6.飛行機に乗るのは耳が治ってからにしましょう。 高さが変わるときは.起きていて.ガムを噛んで嚥下(えんげ)を促すことが必要です。
めまい
頭を動かすと軽いめまいが起こることがありますが.悪化しなければ重要ではありません。
ヒアリング
手術後すぐに聴力が改善されることは稀です。 組織の腫れや外耳道の充満により.一時的に悪化することもあります。
耳漏
回復期間中に血や水の混じった耳漏が出ることがあります。 必要に応じて外耳道の開口部を聴導綿に置き換えますが.一般的には手術した耳を動かさない方が良いとされています。
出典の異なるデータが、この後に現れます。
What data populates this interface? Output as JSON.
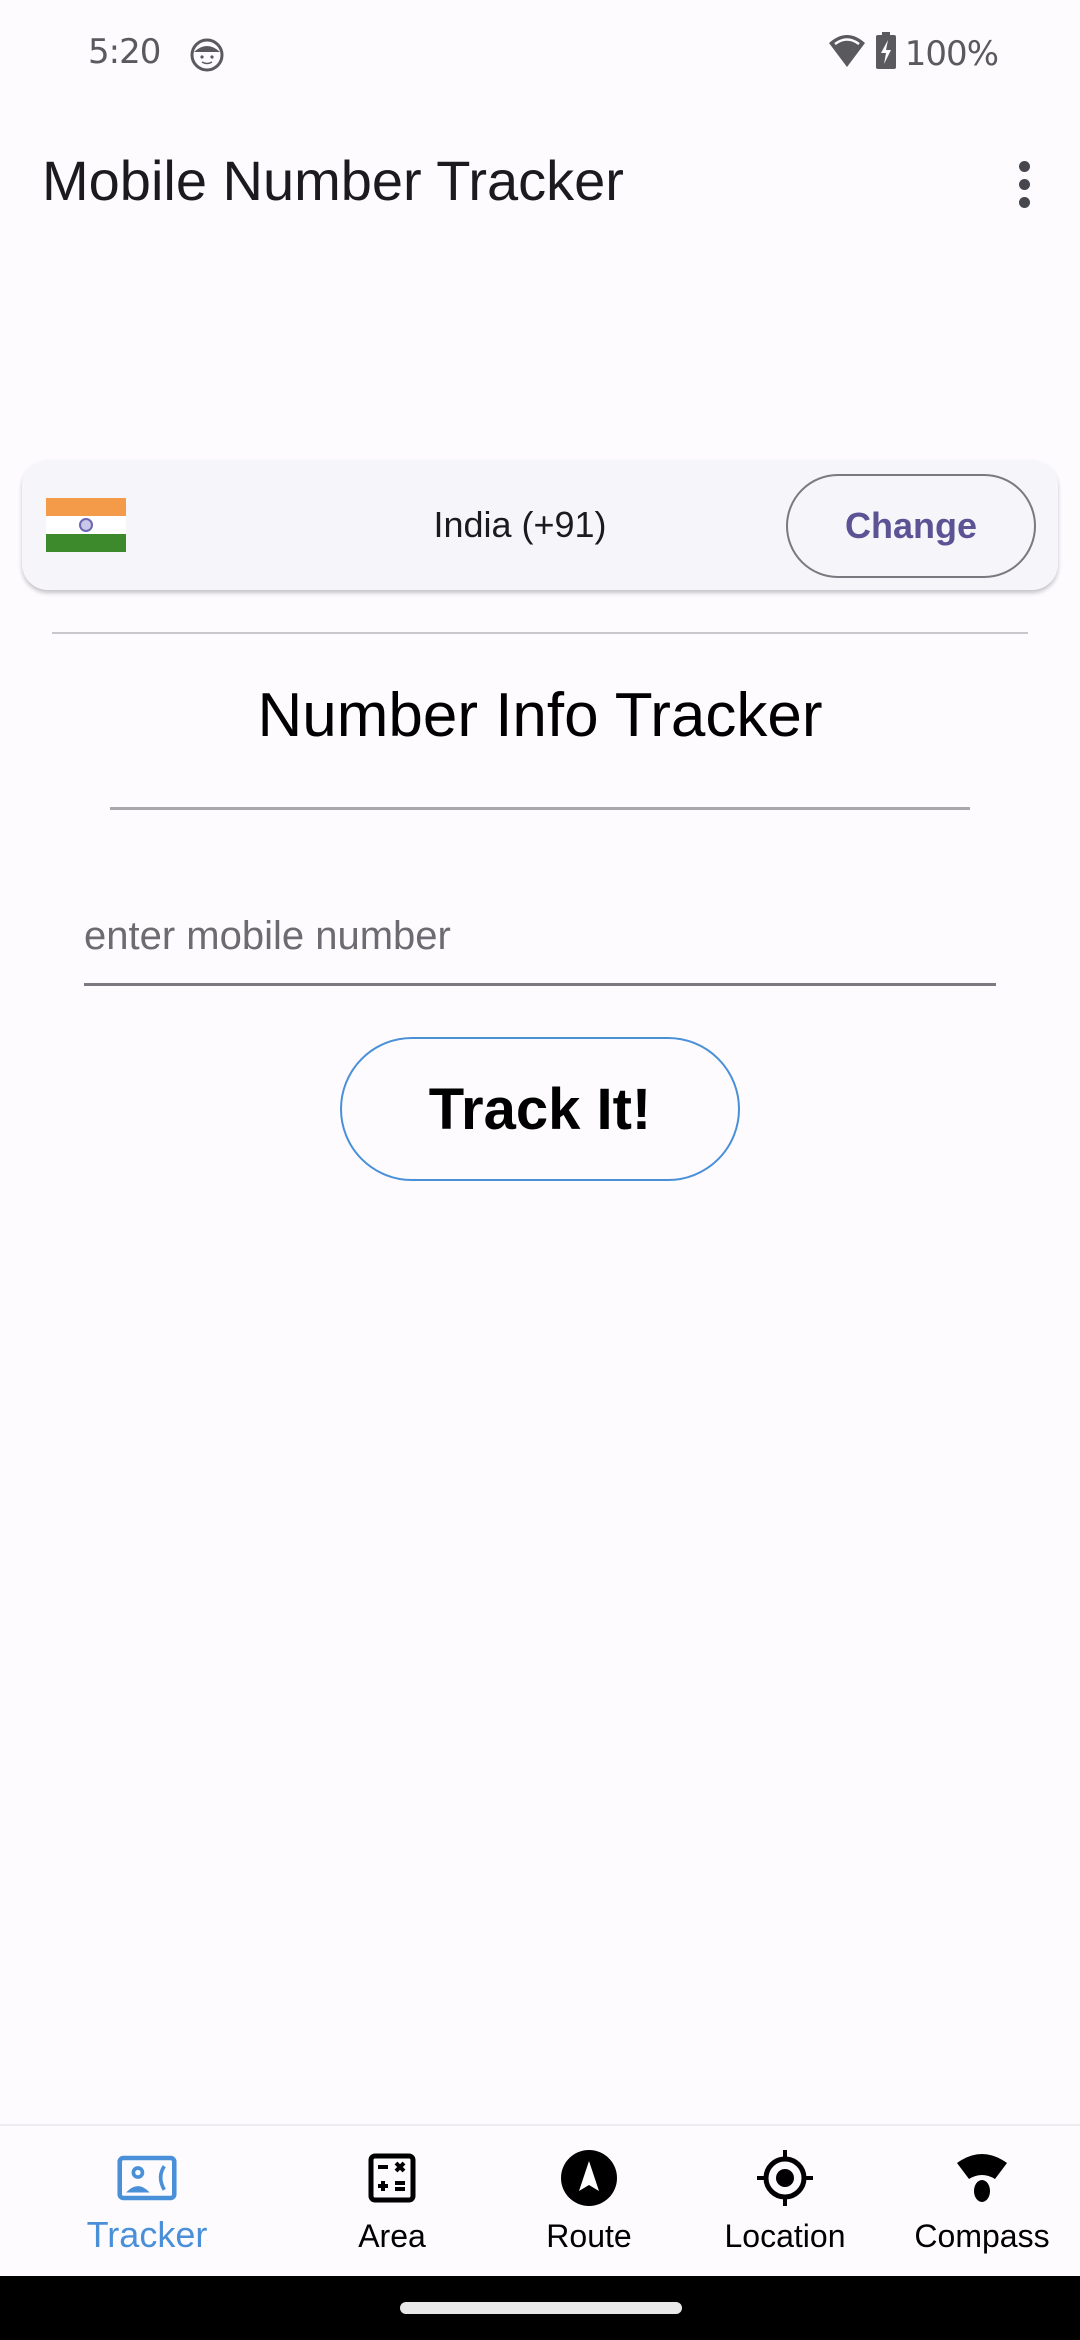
{
  "status_bar": {
    "time": "5:20",
    "notification_icon": "face-icon",
    "wifi_icon": "wifi-icon",
    "battery_icon": "battery-charging-icon",
    "battery_percent": "100%"
  },
  "app_bar": {
    "title": "Mobile Number Tracker",
    "overflow_icon": "more-vert-icon"
  },
  "country_selector": {
    "flag_icon": "india-flag-icon",
    "country": "India (+91)",
    "change_label": "Change"
  },
  "main": {
    "section_title": "Number Info Tracker",
    "number_input": {
      "value": "",
      "placeholder": "enter mobile number"
    },
    "track_button_label": "Track It!"
  },
  "bottom_nav": {
    "active_color": "#4a90d9",
    "items": [
      {
        "label": "Tracker",
        "icon": "contact-phone-icon",
        "active": true
      },
      {
        "label": "Area",
        "icon": "calculate-icon",
        "active": false
      },
      {
        "label": "Route",
        "icon": "navigation-icon",
        "active": false
      },
      {
        "label": "Location",
        "icon": "my-location-icon",
        "active": false
      },
      {
        "label": "Compass",
        "icon": "compass-icon",
        "active": false
      }
    ]
  }
}
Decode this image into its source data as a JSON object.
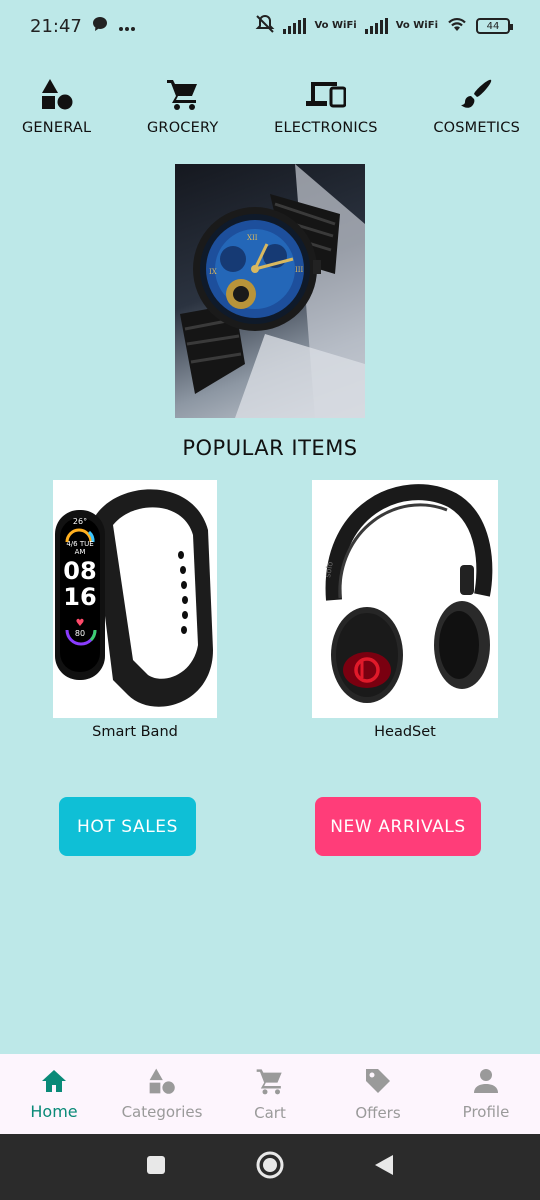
{
  "status_bar": {
    "time": "21:47",
    "network_1": "Vo WiFi",
    "network_2": "Vo WiFi",
    "battery": "44"
  },
  "categories": [
    {
      "label": "GENERAL",
      "icon": "shapes-icon"
    },
    {
      "label": "GROCERY",
      "icon": "cart-icon"
    },
    {
      "label": "ELECTRONICS",
      "icon": "devices-icon"
    },
    {
      "label": "COSMETICS",
      "icon": "brush-icon"
    }
  ],
  "hero": {
    "image": "watch-image"
  },
  "popular": {
    "title": "POPULAR ITEMS",
    "items": [
      {
        "name": "Smart Band",
        "band_time_1": "08",
        "band_time_2": "16",
        "band_date": "4/6 TUE AM",
        "band_temp": "26°",
        "band_hr": "80"
      },
      {
        "name": "HeadSet",
        "brand": "solo"
      }
    ]
  },
  "buttons": {
    "hot_sales": "HOT SALES",
    "new_arrivals": "NEW ARRIVALS"
  },
  "bottom_nav": [
    {
      "label": "Home",
      "icon": "home-icon",
      "active": true
    },
    {
      "label": "Categories",
      "icon": "categories-icon",
      "active": false
    },
    {
      "label": "Cart",
      "icon": "cart-icon",
      "active": false
    },
    {
      "label": "Offers",
      "icon": "tag-icon",
      "active": false
    },
    {
      "label": "Profile",
      "icon": "person-icon",
      "active": false
    }
  ],
  "colors": {
    "background": "#bde8e8",
    "hot_sales": "#0fbfd6",
    "new_arrivals": "#ff3d79",
    "nav_active": "#0a8a78"
  }
}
黄色い膿性(感染性)耳漏があるときは.必ず再診することが大切です。 また.悪臭を放つ耳漏が発生した場合は.医師に知らせる必要があります。
痛み
最初の2週間は.軽い断続的な耳の痛みがあることも珍しくありません。 噛むと耳の上や前が痛むことが多い。 耳の痛みが続く場合は.医師の診察を受けるようにしてください。
点耳薬
医師から点耳薬を処方された場合は.頭を反対側に傾けて2滴を耳に入れ.5分間保持した後.頭を患部側に傾けて点耳薬が排出されるようにします。
術後のドレッシング交換
通常.術後7日目に抜糸しますが.傷口の状態により段階的に抜糸することもあります。 耳内の詰め物は.術後2~3週間以内に除去します。 抜糸後.退院していただき.医師の指示に従い.詰め物の除去のために再来院していただくことが可能です。
レビュー
耳内充填物を除去した後.状態に応じて再度の耳鏡検査をお願いしています。 術後は定期的に聴力をモニターする必要があり.最初の電気聴力検査は術後3ヶ月後.その後は術後6ヶ月後.術後1年後と予定されています。